A major medical research institute working on a cure for Covid-19 has admitted to paying hackers a ransom of $ 1.14 million (£ 910,000) after a secret negotiation testified by BBC News.
The criminal gang Netwalker attacked the University of California in San Francisco (UCSF) on June 1st.
IT staff unplugged computers in a rush to stop the spread of malware.
And an anonymous suggestion allowed BBC News to follow the ransom talks in a live chat on the dark web.
Cyber security experts say that this type of negotiation is taking place all over the world – sometimes for even greater amounts – against the opinion of law enforcement officials, including the FBI, Europol and the National Cyber Security Center. of the United Kingdom.
Netwalker alone has been linked to at least two other ransomware attacks on universities in the past two months.

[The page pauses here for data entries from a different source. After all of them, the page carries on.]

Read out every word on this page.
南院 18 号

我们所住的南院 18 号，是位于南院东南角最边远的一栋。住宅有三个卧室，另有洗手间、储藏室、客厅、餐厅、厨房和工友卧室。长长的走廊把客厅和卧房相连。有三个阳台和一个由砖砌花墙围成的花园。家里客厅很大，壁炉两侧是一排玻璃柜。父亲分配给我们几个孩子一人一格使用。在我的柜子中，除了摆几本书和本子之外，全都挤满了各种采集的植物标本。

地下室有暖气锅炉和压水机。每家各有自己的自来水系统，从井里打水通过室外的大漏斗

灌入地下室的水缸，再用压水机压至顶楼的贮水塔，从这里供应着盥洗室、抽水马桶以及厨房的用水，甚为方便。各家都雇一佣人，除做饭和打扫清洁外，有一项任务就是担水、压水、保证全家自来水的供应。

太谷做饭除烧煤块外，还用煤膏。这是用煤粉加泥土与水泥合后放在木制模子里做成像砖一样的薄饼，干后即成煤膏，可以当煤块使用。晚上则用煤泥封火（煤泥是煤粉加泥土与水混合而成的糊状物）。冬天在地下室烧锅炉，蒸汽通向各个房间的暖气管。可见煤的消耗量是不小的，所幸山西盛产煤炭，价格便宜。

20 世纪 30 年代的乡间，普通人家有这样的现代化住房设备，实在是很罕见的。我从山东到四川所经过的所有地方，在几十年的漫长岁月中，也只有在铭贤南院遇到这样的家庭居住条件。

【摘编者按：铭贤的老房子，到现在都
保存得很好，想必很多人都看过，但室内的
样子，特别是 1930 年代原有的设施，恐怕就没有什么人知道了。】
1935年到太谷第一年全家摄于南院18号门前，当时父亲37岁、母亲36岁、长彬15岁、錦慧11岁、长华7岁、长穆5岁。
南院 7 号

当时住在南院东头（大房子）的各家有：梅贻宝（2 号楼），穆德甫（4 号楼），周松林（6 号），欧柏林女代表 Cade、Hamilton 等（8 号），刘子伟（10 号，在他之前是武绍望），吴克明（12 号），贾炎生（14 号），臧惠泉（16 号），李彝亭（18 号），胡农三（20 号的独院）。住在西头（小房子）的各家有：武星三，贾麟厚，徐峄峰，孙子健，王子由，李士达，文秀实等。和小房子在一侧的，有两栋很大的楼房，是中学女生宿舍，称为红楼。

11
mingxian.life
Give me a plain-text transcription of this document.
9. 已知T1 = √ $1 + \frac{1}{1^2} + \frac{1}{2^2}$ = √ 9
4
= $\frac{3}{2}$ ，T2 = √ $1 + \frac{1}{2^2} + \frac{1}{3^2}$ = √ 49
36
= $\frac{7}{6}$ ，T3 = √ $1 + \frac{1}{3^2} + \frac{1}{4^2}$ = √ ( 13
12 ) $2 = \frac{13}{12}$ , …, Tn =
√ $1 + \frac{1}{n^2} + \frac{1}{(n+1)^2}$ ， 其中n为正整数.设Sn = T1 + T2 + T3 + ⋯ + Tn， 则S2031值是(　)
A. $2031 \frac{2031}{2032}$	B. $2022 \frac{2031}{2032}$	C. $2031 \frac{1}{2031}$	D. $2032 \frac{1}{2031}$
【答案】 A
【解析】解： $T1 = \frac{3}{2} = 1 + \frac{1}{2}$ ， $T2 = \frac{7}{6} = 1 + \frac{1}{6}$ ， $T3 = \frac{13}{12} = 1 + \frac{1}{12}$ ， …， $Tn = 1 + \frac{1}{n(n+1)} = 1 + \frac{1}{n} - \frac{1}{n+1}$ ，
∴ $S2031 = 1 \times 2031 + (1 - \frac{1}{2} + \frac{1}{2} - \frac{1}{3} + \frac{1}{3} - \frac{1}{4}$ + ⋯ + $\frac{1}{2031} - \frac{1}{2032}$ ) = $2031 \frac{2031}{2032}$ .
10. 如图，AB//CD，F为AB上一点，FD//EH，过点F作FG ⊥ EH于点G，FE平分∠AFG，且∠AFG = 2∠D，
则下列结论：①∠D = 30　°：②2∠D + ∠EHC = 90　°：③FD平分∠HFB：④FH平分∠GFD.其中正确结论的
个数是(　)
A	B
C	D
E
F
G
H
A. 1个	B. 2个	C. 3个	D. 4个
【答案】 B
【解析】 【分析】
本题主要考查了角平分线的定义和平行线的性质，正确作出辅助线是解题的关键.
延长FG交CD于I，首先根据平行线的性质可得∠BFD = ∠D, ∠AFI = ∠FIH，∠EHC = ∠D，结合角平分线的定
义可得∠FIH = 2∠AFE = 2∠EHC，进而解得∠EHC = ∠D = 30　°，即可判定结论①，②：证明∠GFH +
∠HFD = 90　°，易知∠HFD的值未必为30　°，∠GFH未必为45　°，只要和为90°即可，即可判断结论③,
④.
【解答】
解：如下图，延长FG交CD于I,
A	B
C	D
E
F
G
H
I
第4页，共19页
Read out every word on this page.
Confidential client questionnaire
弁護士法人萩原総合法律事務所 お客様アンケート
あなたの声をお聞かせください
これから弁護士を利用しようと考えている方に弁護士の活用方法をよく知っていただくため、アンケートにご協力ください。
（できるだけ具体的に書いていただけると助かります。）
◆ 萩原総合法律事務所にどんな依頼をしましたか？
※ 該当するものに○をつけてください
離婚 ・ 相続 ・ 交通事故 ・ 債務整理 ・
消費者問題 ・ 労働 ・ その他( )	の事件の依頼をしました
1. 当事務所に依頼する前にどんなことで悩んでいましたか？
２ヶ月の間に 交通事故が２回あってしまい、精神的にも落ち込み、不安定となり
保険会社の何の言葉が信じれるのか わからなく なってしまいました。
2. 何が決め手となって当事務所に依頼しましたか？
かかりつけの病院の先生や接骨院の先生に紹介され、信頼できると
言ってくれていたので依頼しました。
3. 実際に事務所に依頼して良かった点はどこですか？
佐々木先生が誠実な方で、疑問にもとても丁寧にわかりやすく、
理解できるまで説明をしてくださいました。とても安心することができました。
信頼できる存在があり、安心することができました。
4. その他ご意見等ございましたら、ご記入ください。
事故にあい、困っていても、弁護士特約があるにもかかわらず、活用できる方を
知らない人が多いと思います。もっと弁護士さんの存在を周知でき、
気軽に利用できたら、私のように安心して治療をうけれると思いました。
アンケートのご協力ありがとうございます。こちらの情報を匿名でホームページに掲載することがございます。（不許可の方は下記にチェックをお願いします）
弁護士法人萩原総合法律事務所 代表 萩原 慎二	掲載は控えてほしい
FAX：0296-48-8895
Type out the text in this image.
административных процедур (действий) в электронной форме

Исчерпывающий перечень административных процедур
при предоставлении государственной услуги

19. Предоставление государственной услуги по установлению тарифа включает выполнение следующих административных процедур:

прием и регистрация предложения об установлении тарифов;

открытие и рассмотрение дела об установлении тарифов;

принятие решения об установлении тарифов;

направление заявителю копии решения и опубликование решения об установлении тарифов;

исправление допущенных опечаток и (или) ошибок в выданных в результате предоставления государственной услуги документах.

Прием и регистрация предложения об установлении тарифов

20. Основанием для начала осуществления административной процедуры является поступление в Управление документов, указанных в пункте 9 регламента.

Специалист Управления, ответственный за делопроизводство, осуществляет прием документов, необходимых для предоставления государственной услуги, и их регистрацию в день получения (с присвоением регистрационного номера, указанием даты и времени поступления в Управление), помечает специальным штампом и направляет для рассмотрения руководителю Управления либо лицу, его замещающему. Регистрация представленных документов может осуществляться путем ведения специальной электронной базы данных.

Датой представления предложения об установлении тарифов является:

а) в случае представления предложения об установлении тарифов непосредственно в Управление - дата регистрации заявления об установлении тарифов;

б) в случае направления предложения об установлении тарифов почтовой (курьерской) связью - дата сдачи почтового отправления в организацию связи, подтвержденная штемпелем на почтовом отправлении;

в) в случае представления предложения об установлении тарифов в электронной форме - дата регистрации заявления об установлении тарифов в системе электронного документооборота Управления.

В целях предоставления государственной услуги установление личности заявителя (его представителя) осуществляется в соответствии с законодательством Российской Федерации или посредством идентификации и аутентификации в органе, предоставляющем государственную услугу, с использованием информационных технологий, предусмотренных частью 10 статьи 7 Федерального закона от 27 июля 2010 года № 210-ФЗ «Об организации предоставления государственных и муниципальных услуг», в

At first glance, its dark-web web page looks like a normal customer support website, with a FAQ tab, an offer of a “free” sample of its software and a live chat option. .
But there is also a countdown that goes to a time when hackers double the price of their ransom or delete the data they have encrypted with malware.
You are asked to log in – via email or a ransom note left on the screens of compromised computers – UCSF received the following message, published on June 5.
Six hours later, the university asked for more time and details of the hacking to be removed from Netwalker’s public blog.
Noting that the UCSF earned billions a year, hackers claimed $ 3 million
But the UCSF representative, who may be an external specialist negotiator, explained that the coronavirus pandemic has been “financially devastating” for the university and has implored them to accept $ 780,000.
After a day of back and forth negotiations, the UCSF said it had put together all the money available and could pay $ 1.02 million, but the criminals refused to drop below $ 1.5 million.
Hours later, the university came back with details of how it had raised the most money and a final offer of $ 1,140,895.
And the next day, 116.4 bitcoins were transferred to Netwalker’s electronic wallets and the decryption software sent to UCSF.
The UCSF is now assisting the FBI in its investigations as it works to restore all affected systems.
He told BBC News: “Encrypted data is important for some of the academic activities we pursue as a university serving the public good.
“We then made the difficult decision to pay a portion of the ransom, around $ 1.14 million, to the people behind the malware attack in exchange for a tool to unlock the encrypted data and return the obtained data.
“It would be a mistake to assume that all statements and statements made in the negotiations are actually accurate.”
But Europol’s Jan Op Gen Oorth, who runs a project called No More Ransom, said: “Victims should not pay the ransom, as this finances criminals and encourages them to continue their illegal activities.
“Instead, they should report it to the police so that law enforcement officers can stop the criminal enterprise.”
Brett Callow, threat analyst at the cybersecurity company Emsisoft, said: “Organizations in this situation don’t have a good option.
“Even if they pay the application, they will simply receive a pinky promise that the stolen data will be deleted.
“But why would a ruthless criminal firm erase the data it might be able to monetize further later?”
Most ransomware attacks start with emaiI trapped in the boobs and research suggests that criminal gangs are increasingly using tools that can access systems via a single download. In the first week of this month alone, Proofpoint cyber security analysts say they have seen more than a million emails using a variety of phishing baits, including fake Covid-19 test results, sent to organizations in the United States. , France, Germany, Greece and Italy.
Organizations are encouraged to regularly back up their data offline.
But Ryan Kalember of Proofpoint said, “Universities can be difficult environments for IT administrators to protect.
“The constantly changing student population, combined with a culture of openness and information sharing, may conflict with the rules and controls often needed to effectively protect users and systems from attacks.”